Bridging Silos PDF Author: Katrina Smith Korfmacher
Publisher: MIT Press
ISBN: 0262354993
Category : Political Science
Languages : en
Pages : 377

Get Book Here

Book Description
How communities can collaborate across systems and sectors to address environmental health disparities; with case studies from Rochester, New York; Duluth, Minnesota; and Southern California. Low-income and marginalized urban communities often suffer disproportionate exposure to environmental hazards, leaving residents vulnerable to associated health problems. Community groups, academics, environmental justice advocates, government agencies, and others have worked to address these issues, building coalitions at the local level to change the policies and systems that create environmental health inequities. In Bridging Silos, Katrina Smith Korfmacher examines ways that communities can collaborate across systems and sectors to address environmental health disparities, with in-depth studies of three efforts to address long-standing environmental health issues: childhood lead poisoning in Rochester, New York; unhealthy built environments in Duluth, Minnesota; and pollution related to commercial ports and international trade in Southern California.
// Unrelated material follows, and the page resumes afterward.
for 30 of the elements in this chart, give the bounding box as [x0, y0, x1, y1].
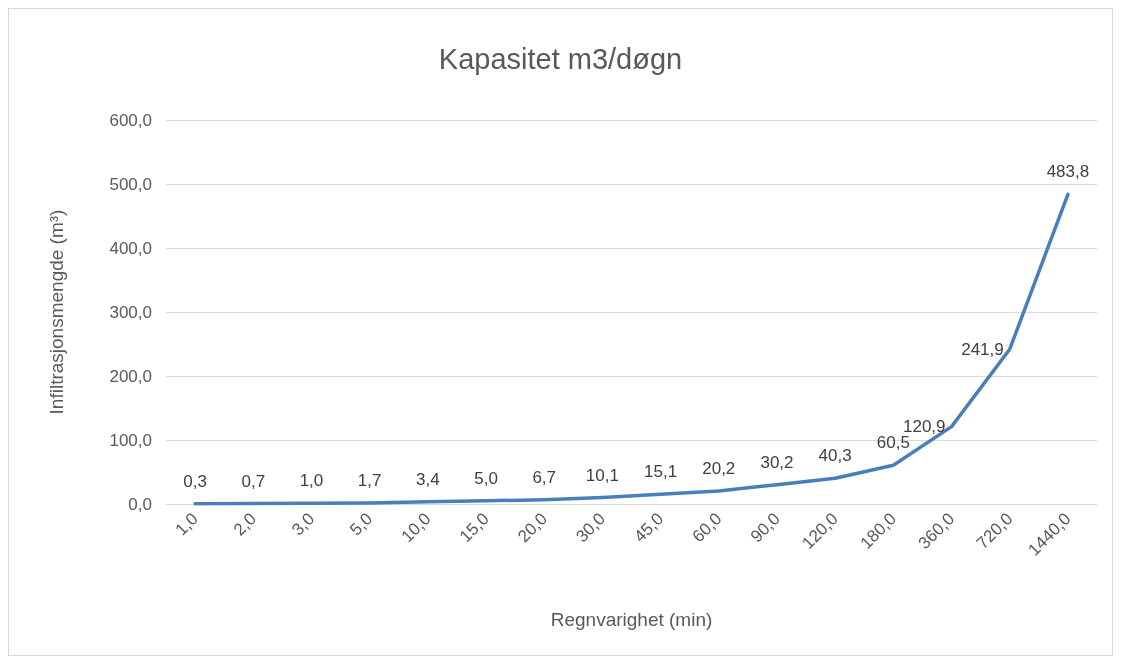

All three efforts were locally initiated, driven by local stakeholders, and each addressed issues long known to the community by reframing an old problem in a new way. These local efforts leveraged resources to impact community change by focusing on inequities in environmental health, bringing diverse kinds of knowledge to bear, and forging new connections among existing community, academic, and government groups. Korfmacher explains how the once integrated environmental and public health management systems had become separated into self-contained “silos,” and compares current efforts to bridge these separations to the development of ecosystem management in the 1990s. Community groups, government agencies, academic institutions, and private institutions each have a role to play, but collaborating effectively requires stakeholders to appreciate their partners' diverse incentives, capacities, and constraints.

Toxic Communities

Toxic Communities PDF Author: Dorceta E. Taylor
Publisher: NYU Press
ISBN: 1479805157
Category : Science
Languages : en
Pages : 356

Get Book Here

Book Description
From St. Louis to New Orleans, from Baltimore to Oklahoma City, there are poor and minority neighborhoods so beset by pollution that just living in them can be hazardous to your health. Due to entrenched segregation, zoning ordinances that privilege wealthier communities, or because businesses have found the OCypaths of least resistance, OCO there are many hazardous waste and toxic facilities in these communities, leading residents to experience health and wellness problems on top of the race and class discrimination most already experience. Taking stock of the recent environmental justice scholarship, a Toxic Communities aexamines the connections among residential segregation, zoning, and exposure to environmental hazards. Renowned environmental sociologist Dorceta Taylor focuses on the locations of hazardous facilities in low-income and minority communities and shows how they have been dumped on, contaminated and exposed. Drawing on an array of historical and contemporary case studies from across the country, Taylor explores controversies over racially-motivated decisions in zoning laws, eminent domain, government regulation (or lack thereof), and urban renewal. She provides a comprehensive overview of the debate over whether or not there is a link between environmental transgressions and discrimination, drawing a clear picture of the state of the environmental justice field today and where it is going. In doing so, she introduces new concepts and theories for understanding environmental racism that will be essential for environmental justice scholars. A fascinating landmark study, a Toxic Communities agreatly contributes to the study of race, the environment, and space in the contemporary United States."

Technoscience and Environmental Justice

Technoscience and Environmental Justice PDF Author: Gwen Ottinger
Publisher: MIT Press
ISBN: 026201579X
Category : Law
Languages : en
Pages : 311

Get Book Here

Book Description
Case studies exploring how experts' encounters with environmental justice are changing technical and scientific practice.